While a light sprinkling of snow is fluffy and innocent-looking, accumulations can quickly become deadly — especially on steep mountain slopes. When skiers and snowboarders sneak off of groomed, marked runs to find layer upon layer of fresh powder, they put themselves out of reach and at the mercy of the elements. The hunt for powder could result in being caught in a deadly avalanche, which, we guarantee you, is not of interest to even the most extreme of athletes.

Here are five insane avalanche videos to prove it.

Ski Lift Destroyer

This isn’t a disaster movie. This avalanche happened in March 2012 at a ski resort in Savoie, France… a ski resort that probably should have done a bit more dynamiting before the day began. Miraculously, nobody was injured during this slo-mo cataclysm, which destroyed a ski lift and left more than 40 skiers dangling in the sky. As is the case during all avalanches, the mountain’s conditions were partially responsible for the slide: high snowfall totals combined with unseasonably warm temperatures caused a curtain of snow to unbuckle from the mountain and fall by the grace of gravity.

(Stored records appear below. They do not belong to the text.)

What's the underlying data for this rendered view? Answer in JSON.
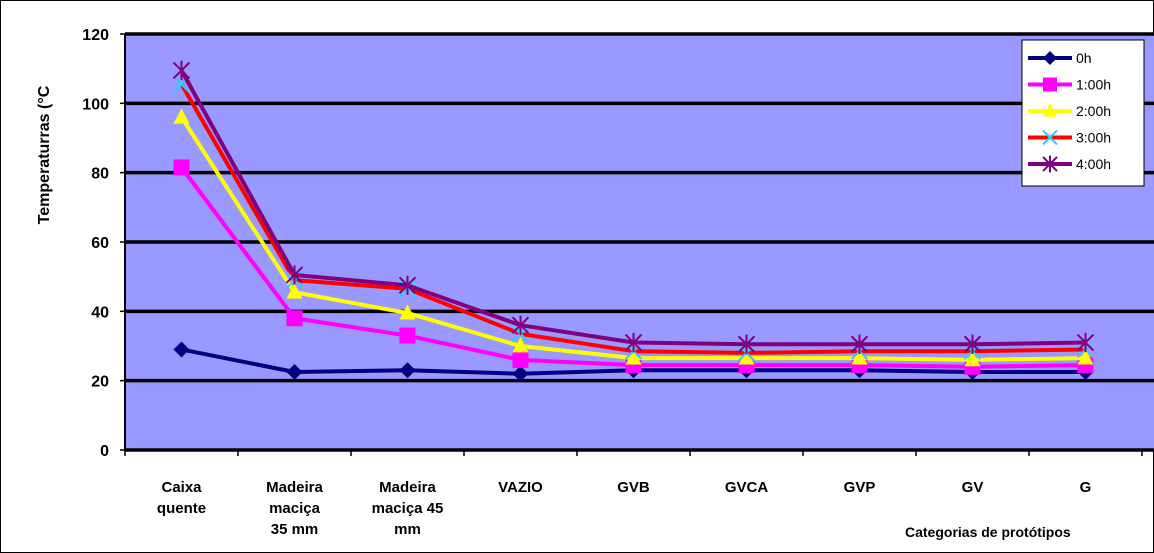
{
  "chart_data": {
    "type": "line",
    "ylabel": "Temperaturras (°C",
    "xlabel": "Categorias de protótipos",
    "ylim": [
      0,
      120
    ],
    "yticks": [
      0,
      20,
      40,
      60,
      80,
      100,
      120
    ],
    "grid": true,
    "legend_position": "top-right",
    "plot_background": "#9999ff",
    "categories": [
      [
        "Caixa",
        "quente"
      ],
      [
        "Madeira",
        "maciça",
        "35 mm"
      ],
      [
        "Madeira",
        "maciça 45",
        "mm"
      ],
      [
        "VAZIO"
      ],
      [
        "GVB"
      ],
      [
        "GVCA"
      ],
      [
        "GVP"
      ],
      [
        "GV"
      ],
      [
        "G"
      ]
    ],
    "series": [
      {
        "name": "0h",
        "color": "#000080",
        "marker": "diamond",
        "values": [
          29,
          22.5,
          23,
          22,
          23,
          23,
          23,
          22.5,
          22.5
        ]
      },
      {
        "name": "1:00h",
        "color": "#ff00ff",
        "marker": "square",
        "values": [
          81.5,
          38,
          33,
          26,
          24.5,
          24.5,
          24.5,
          24,
          24.5
        ]
      },
      {
        "name": "2:00h",
        "color": "#ffff00",
        "marker": "triangle",
        "values": [
          96,
          45.5,
          39.5,
          30,
          26.5,
          26.5,
          26.5,
          26,
          26.5
        ]
      },
      {
        "name": "3:00h",
        "color": "#ff0000",
        "marker": "x",
        "values": [
          105.5,
          49,
          46.5,
          33.5,
          28.5,
          28,
          28.5,
          28.5,
          29
        ]
      },
      {
        "name": "4:00h",
        "color": "#800080",
        "marker": "star",
        "values": [
          109.5,
          50.5,
          47.5,
          36,
          31,
          30.5,
          30.5,
          30.5,
          31
        ]
      }
    ]
  }
}
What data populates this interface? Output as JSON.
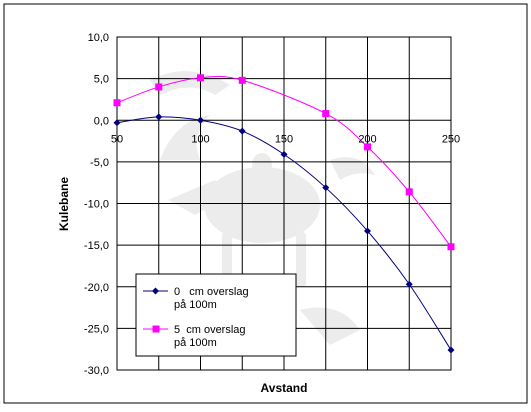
{
  "chart_data": {
    "type": "line",
    "title": "",
    "xlabel": "Avstand",
    "ylabel": "Kulebane",
    "xlim": [
      50,
      250
    ],
    "ylim": [
      -30,
      10
    ],
    "x_ticks": [
      "50",
      "100",
      "150",
      "200",
      "250"
    ],
    "y_ticks": [
      "10,0",
      "5,0",
      "0,0",
      "-5,0",
      "-10,0",
      "-15,0",
      "-20,0",
      "-25,0",
      "-30,0"
    ],
    "grid": true,
    "legend_position": "bottom-left",
    "x": [
      50,
      75,
      100,
      125,
      150,
      175,
      200,
      225,
      250
    ],
    "series": [
      {
        "name_line1": "0   cm overslag",
        "name_line2": "på 100m",
        "color": "#000080",
        "marker": "diamond",
        "values": [
          -0.3,
          0.4,
          0.0,
          -1.3,
          -4.1,
          -8.1,
          -13.3,
          -19.7,
          -27.6
        ]
      },
      {
        "name_line1": "5  cm overslag",
        "name_line2": "på 100m",
        "color": "#ff00ff",
        "marker": "square",
        "values": [
          2.1,
          4.0,
          5.1,
          4.8,
          null,
          0.8,
          -3.2,
          -8.6,
          -15.2
        ]
      }
    ]
  }
}
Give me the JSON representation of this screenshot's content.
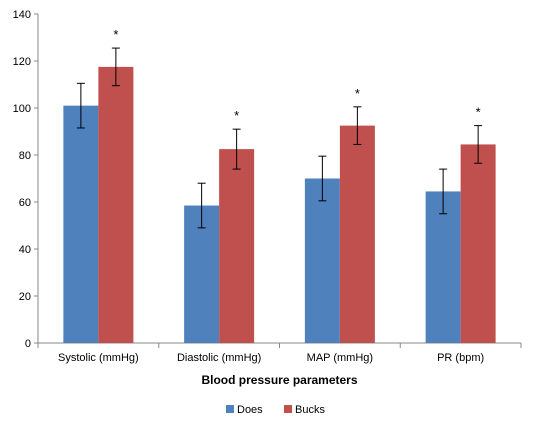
{
  "chart_data": {
    "type": "bar",
    "xlabel": "Blood pressure parameters",
    "ylabel": "",
    "ylim": [
      0,
      140
    ],
    "yticks": [
      0,
      20,
      40,
      60,
      80,
      100,
      120,
      140
    ],
    "categories": [
      "Systolic (mmHg)",
      "Diastolic (mmHg)",
      "MAP (mmHg)",
      "PR (bpm)"
    ],
    "series": [
      {
        "name": "Does",
        "color": "#4F81BD",
        "values": [
          101,
          58.5,
          70,
          64.5
        ],
        "errors": [
          9.5,
          9.5,
          9.5,
          9.5
        ]
      },
      {
        "name": "Bucks",
        "color": "#C0504D",
        "values": [
          117.5,
          82.5,
          92.5,
          84.5
        ],
        "errors": [
          8,
          8.5,
          8,
          8
        ]
      }
    ],
    "annotations": {
      "significance_marker": "*",
      "on_series": "Bucks",
      "categories": [
        "Systolic (mmHg)",
        "Diastolic (mmHg)",
        "MAP (mmHg)",
        "PR (bpm)"
      ]
    },
    "grid": false,
    "legend_position": "bottom"
  }
}
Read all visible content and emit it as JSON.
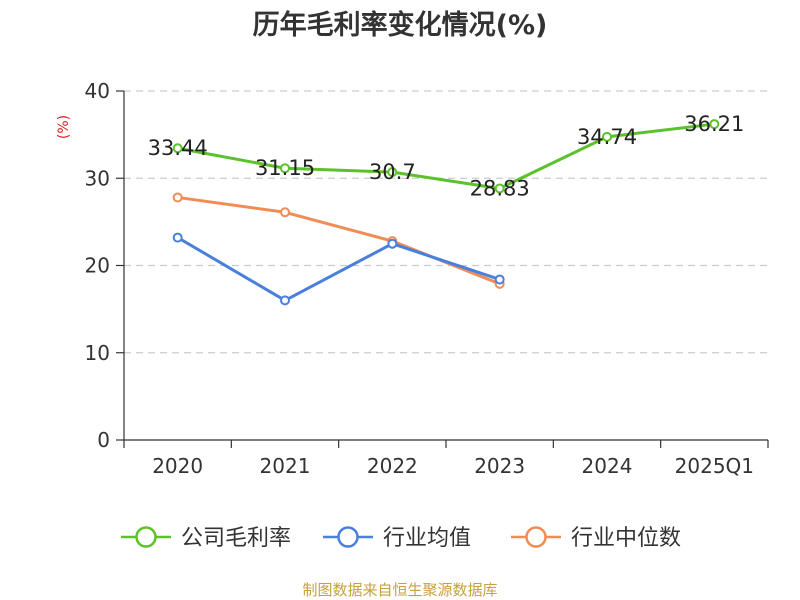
{
  "chart_data": {
    "type": "line",
    "title": "历年毛利率变化情况(%)",
    "ylabel": "(%)",
    "xlabel": "",
    "categories": [
      "2020",
      "2021",
      "2022",
      "2023",
      "2024",
      "2025Q1"
    ],
    "ylim": [
      0,
      40
    ],
    "yticks": [
      0,
      10,
      20,
      30,
      40
    ],
    "grid": "horizontal dashed",
    "legend_position": "bottom",
    "series": [
      {
        "name": "公司毛利率",
        "color": "#5cc12c",
        "values": [
          33.44,
          31.15,
          30.7,
          28.83,
          34.74,
          36.21
        ],
        "labels": [
          "33.44",
          "31.15",
          "30.7",
          "28.83",
          "34.74",
          "36.21"
        ]
      },
      {
        "name": "行业均值",
        "color": "#4a7fdc",
        "values": [
          23.2,
          16.0,
          22.5,
          18.4,
          null,
          null
        ]
      },
      {
        "name": "行业中位数",
        "color": "#f08c55",
        "values": [
          27.8,
          26.1,
          22.8,
          17.9,
          null,
          null
        ]
      }
    ]
  },
  "ylabel_color": "#e02020",
  "source_text": "制图数据来自恒生聚源数据库",
  "source_color": "#c8a040"
}
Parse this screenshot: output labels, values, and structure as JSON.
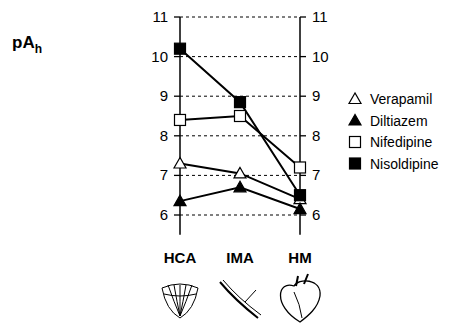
{
  "chart_data": {
    "type": "line",
    "y_label": "pAh",
    "categories": [
      "HCA",
      "IMA",
      "HM"
    ],
    "series": [
      {
        "name": "Verapamil",
        "color": "#000000",
        "marker": "triangle-open",
        "values": [
          7.3,
          7.05,
          6.4
        ]
      },
      {
        "name": "Diltiazem",
        "color": "#000000",
        "marker": "triangle-filled",
        "values": [
          6.35,
          6.7,
          6.15
        ]
      },
      {
        "name": "Nifedipine",
        "color": "#000000",
        "marker": "square-open",
        "values": [
          8.4,
          8.5,
          7.2
        ]
      },
      {
        "name": "Nisoldipine",
        "color": "#000000",
        "marker": "square-filled",
        "values": [
          10.2,
          8.85,
          6.5
        ]
      }
    ],
    "ylim": [
      5.5,
      11
    ],
    "yticks": [
      6,
      7,
      8,
      9,
      10,
      11
    ],
    "grid": true,
    "legend": "right"
  }
}
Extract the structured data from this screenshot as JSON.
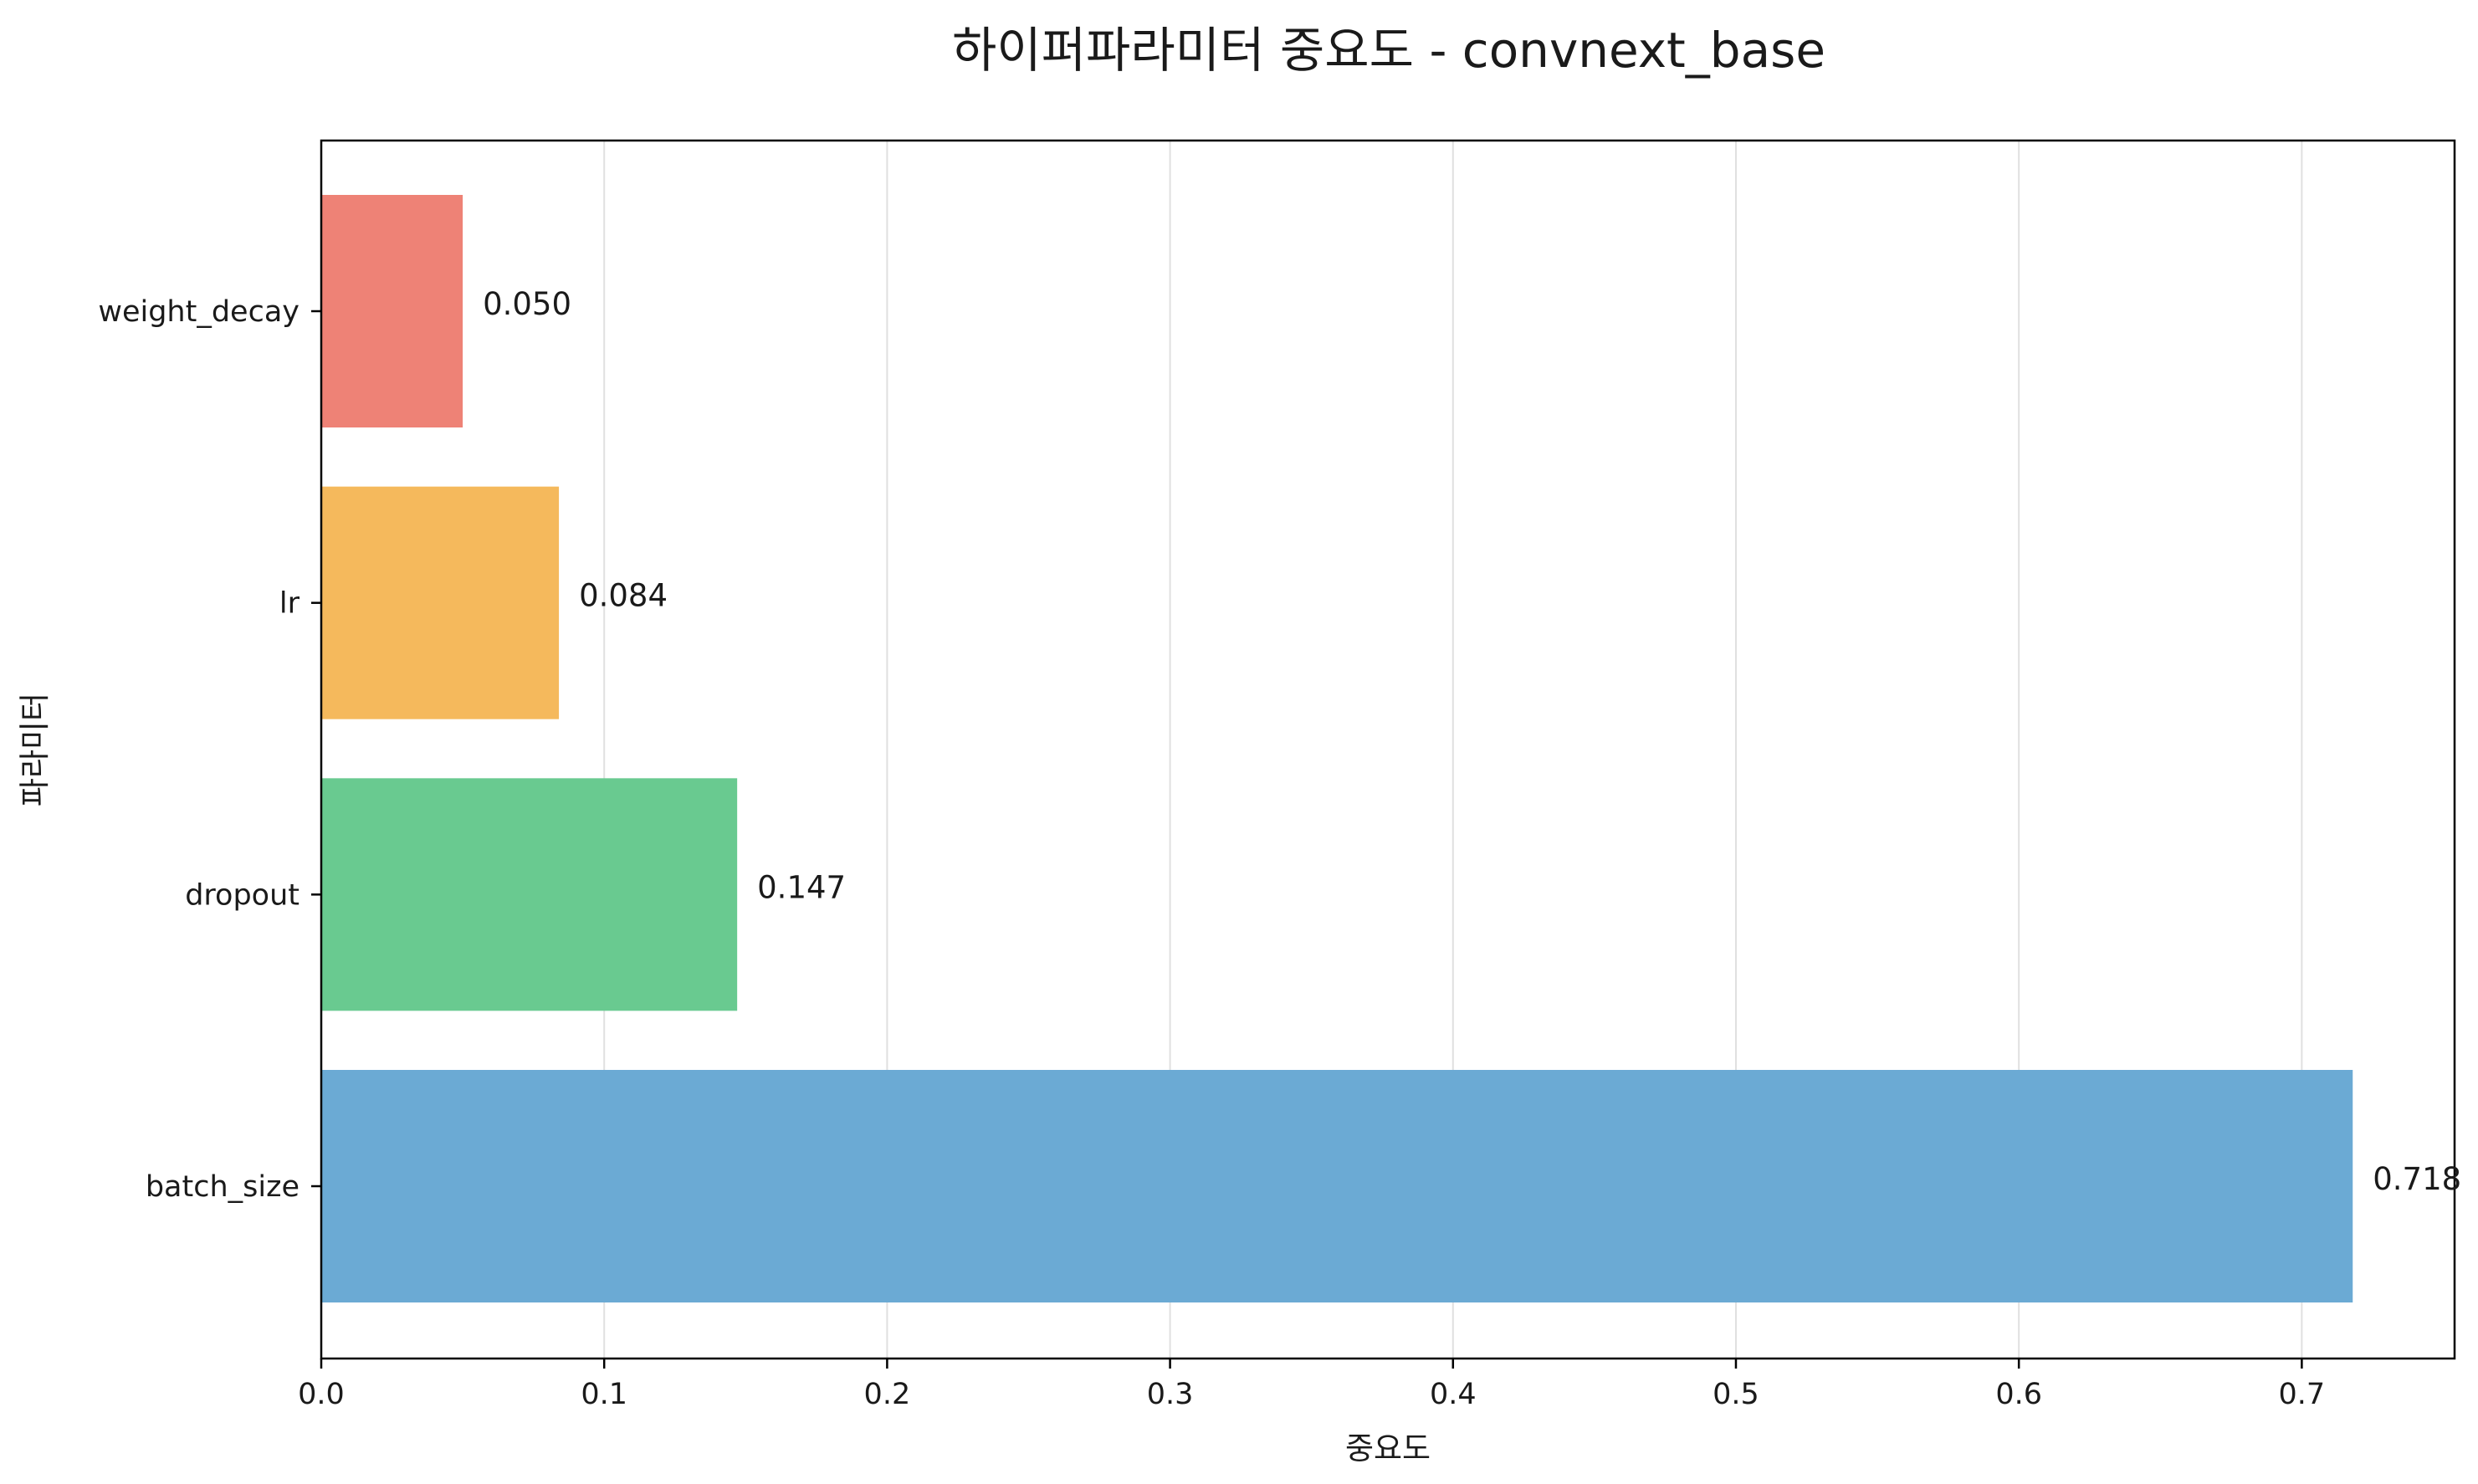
{
  "chart_data": {
    "type": "bar",
    "orientation": "horizontal",
    "title": "하이퍼파라미터 중요도 - convnext_base",
    "xlabel": "중요도",
    "ylabel": "파라미터",
    "categories": [
      "batch_size",
      "dropout",
      "lr",
      "weight_decay"
    ],
    "values": [
      0.718,
      0.147,
      0.084,
      0.05
    ],
    "value_labels": [
      "0.718",
      "0.147",
      "0.084",
      "0.050"
    ],
    "bar_colors": [
      "#6baad4",
      "#69ca90",
      "#f5b95c",
      "#ee8276"
    ],
    "xlim": [
      0,
      0.754
    ],
    "xticks": [
      0.0,
      0.1,
      0.2,
      0.3,
      0.4,
      0.5,
      0.6,
      0.7
    ],
    "xtick_labels": [
      "0.0",
      "0.1",
      "0.2",
      "0.3",
      "0.4",
      "0.5",
      "0.6",
      "0.7"
    ],
    "grid": "x-axis vertical lines",
    "grid_color": "#e0e0e0",
    "legend": "none"
  }
}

First Person Burial and Rescue

Imminent death. That’s what this unnamed skier must have felt racing towards him with a frosty sickle as he waited for four and a half minutes caked solid in a mausoleum of suffocating snow. This video, shot near Haines, Alaska, captures the horror of being caught in an avalanche. It starts with a fracture underfoot, followed by whiteout and loss of control. Very often, avalanches end in death, usually by asphyxiation or blunt force trauma. Not here. After being buried, the victim sees blue sky again because he had smartly hit the backcountry with a few friends experienced in avalanche rescue. Good friends to have.

Riding Out

Famed boarder Travis Rice rode out of a deadly avalanche in his movie First Descent.  The snow spider-webbed out from under him and spilled down the mountain, but thanks to his extensive backcountry experience and knowledge of how snow works, Travis made like a surfer and dipped under the thick cloud of cascading death, pushing on the solid snow underneath and traversing out of harms way. Later, while promoting The Art of Flight, Travis spoke about the near-fateful day on the mountain:

“I’ll be honest, there was definitely no strategy. You do whatever you can do in situations like that. Sometimes you outrun it, sometimes you try to cut to the side, but more often than not you just try to avoid it.”

Saved By A Tree

In this video, pro skier Michael Nugent opts to outrun the avalanche he sets off in the backcountry of Montana. With no outlet in sight, straight ahead into a stand of evergreens is the only escape from the explosion chasing him from behind. The only choice is the smart choice, and it pays off. Nugent is able to to latch onto a tree as the eruption of snow blows by him. He escaped with just a broken hip and thigh.

Group Trauma

February 19, 2012 was a powder day. A huge storm had just buzzsawed across the Pacific Northwest, spitting 32 inches of fresh snow on Stevens Pass, a popular resort in the Washington Cascades. According to the Northwest Weather and Avalanche Center, on that day, the avalanche danger was officially “Considerable” at Tunnel Creek, a backside backcountry chute favored by locals. That risk assessment proved accurate, as a huge sheet of snow near the top of the run broke free and swept up several skiers below. They were hurled like rag dolls over rocks and against trees and found buried more than 2,000 vertical feet from where the slide started. When the snow settled, three skiers had died by blunt force trauma and asphyxia. A fourth survived by bracing himself against a tree. A fifth, Elyse Saugstad, was saved by her avalanche survival airbag. Or maybe she was just lucky.